On Monday, data released by the Federal Reserve showed that trade weighted nominal USD index broke through 202020203html set high in April . The US dollar index rose 4% in the past five days, with the gain of the largest since the peak of the new crown panic in March 2020. On the same day, the , which tracks various futures contracts for industrial metals such as oil, copper, and wheat, and foods such as wheat, fell 1.6% , setting the lowest closing price of this year's 124 since April 4. The index has fallen nearly 22% since its peak in June, erasing the gains since the outbreak of the Russian-Ukrainian conflict.

Wall Street One of the most outspoken short sellers said that the recent rise in the US dollar is creating an "untenable situation" for risky assets, including stocks, and in the past, the strengthening of the dollar at this level has led to some kind of financial or economic crisis. The U.S. dollar index has risen 19% so far this year, while U.S. stocks have plummeted 23%.

Morgan Stanley Chief U.S. equity strategist Michael Wilson wrote in a report:

"Although it is difficult to predict such 'events', the conditions are already met."

Wilson mentioned the global financial crisis in 2008, the sovereign debt crisis in 2012 and the bursting of the technology stock bubble in 2000.

Wilson thinks the "final low" of the S&P 500 index will reach the 3000 to 3400 point level later this year or early next year. This means that there is room for 13% to fall at the midpoint of the range.

surge hurts the international sales profit of US companies. Morgan Stanley calculated that every time the dollar index rises 1% , profits will fall 0.5% . Wilson said that apart from other issues such as soaring input costs, the dollar will weaken the S&P 500's fourth-quarter earnings by about 10%.

The strategist who correctly predicted the U.S. stock market plunge this year said the response to the warning issued by FedEx earlier this month showed that general expectations have not yet reflected a huge decline in earnings.
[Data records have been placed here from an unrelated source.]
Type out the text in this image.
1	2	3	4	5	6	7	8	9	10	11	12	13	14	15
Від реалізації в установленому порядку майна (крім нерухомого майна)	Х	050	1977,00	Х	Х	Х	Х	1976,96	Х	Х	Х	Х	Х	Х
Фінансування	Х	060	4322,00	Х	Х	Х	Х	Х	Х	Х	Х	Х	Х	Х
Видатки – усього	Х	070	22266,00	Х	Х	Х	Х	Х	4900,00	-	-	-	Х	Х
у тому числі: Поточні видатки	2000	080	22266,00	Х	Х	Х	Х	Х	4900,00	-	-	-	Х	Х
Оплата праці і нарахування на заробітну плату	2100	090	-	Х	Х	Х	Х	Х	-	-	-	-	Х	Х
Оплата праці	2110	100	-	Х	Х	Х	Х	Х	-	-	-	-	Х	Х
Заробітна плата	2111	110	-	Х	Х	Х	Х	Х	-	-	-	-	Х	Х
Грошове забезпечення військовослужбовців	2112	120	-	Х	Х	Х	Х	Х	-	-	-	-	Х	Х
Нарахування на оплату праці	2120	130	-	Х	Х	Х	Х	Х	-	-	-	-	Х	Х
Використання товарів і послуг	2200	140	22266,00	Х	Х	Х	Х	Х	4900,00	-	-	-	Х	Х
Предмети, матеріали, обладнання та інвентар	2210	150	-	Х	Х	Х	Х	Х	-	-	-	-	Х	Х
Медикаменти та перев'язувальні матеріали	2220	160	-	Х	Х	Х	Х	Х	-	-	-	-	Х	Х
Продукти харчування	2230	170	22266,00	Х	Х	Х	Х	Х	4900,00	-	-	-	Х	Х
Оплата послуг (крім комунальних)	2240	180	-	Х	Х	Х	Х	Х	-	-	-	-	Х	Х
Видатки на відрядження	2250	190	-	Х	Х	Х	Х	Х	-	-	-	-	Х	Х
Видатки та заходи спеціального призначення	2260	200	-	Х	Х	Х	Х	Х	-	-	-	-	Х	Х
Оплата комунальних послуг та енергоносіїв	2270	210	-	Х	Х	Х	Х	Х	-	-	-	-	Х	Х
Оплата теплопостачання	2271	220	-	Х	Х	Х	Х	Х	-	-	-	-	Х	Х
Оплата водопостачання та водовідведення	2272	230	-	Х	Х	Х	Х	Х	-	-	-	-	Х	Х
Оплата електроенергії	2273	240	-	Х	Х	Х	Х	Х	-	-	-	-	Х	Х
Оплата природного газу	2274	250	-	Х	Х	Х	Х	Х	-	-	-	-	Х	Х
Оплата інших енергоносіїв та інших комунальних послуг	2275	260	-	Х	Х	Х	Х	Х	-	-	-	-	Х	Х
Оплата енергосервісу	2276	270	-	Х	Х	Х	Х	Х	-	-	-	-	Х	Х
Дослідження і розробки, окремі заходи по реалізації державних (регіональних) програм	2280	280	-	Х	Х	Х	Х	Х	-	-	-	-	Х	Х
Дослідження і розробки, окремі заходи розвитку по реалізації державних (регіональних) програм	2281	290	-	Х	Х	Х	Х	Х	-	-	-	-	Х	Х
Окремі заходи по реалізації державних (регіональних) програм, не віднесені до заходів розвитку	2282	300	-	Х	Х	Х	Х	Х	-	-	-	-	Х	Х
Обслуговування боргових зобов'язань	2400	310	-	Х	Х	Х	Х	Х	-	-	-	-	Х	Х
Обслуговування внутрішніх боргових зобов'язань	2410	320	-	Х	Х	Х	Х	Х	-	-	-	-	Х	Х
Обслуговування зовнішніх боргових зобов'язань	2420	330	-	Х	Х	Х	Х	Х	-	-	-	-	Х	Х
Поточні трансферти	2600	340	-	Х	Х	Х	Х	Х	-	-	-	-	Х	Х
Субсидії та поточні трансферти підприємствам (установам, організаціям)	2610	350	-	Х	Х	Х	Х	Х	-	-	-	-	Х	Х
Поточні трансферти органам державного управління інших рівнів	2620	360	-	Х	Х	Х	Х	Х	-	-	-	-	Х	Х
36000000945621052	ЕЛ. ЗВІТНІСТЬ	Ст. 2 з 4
Coincidentally, the head of Ark Investment Cathie Wood (Cathie Wood) also said a few days ago that the surge in US dollar has had a devastating impact on other parts of the world . Although the appreciation of the US dollar is conducive to reducing import costs and thereby alleviating the inflationary pressure in the United States, the United States cannot survive the global market turmoil. The blow to the global economy caused by the appreciation of the US dollar will also bring spillover risks to the United States, thus forcing the Federal Reserve to turn.

Allianz chief economic adviser Mohamed El- Erian (Mohamed A. El-Erian) also warned again on Monday about the possible catastrophic consequences of the surge in the US dollar. He pointed out that the recent strengthening of the US dollar is another manifestation of three key global changes: global central banks' tightening policies, global economic slowdown and global deflation fading. He said the possibility of these shifts making the global recession "has worryingly high." He called on the government and central banks to stop aggravating market volatility so as not to cause market chaos, a statement that is believed to be an allusion to the UK's new tax cuts and aid package.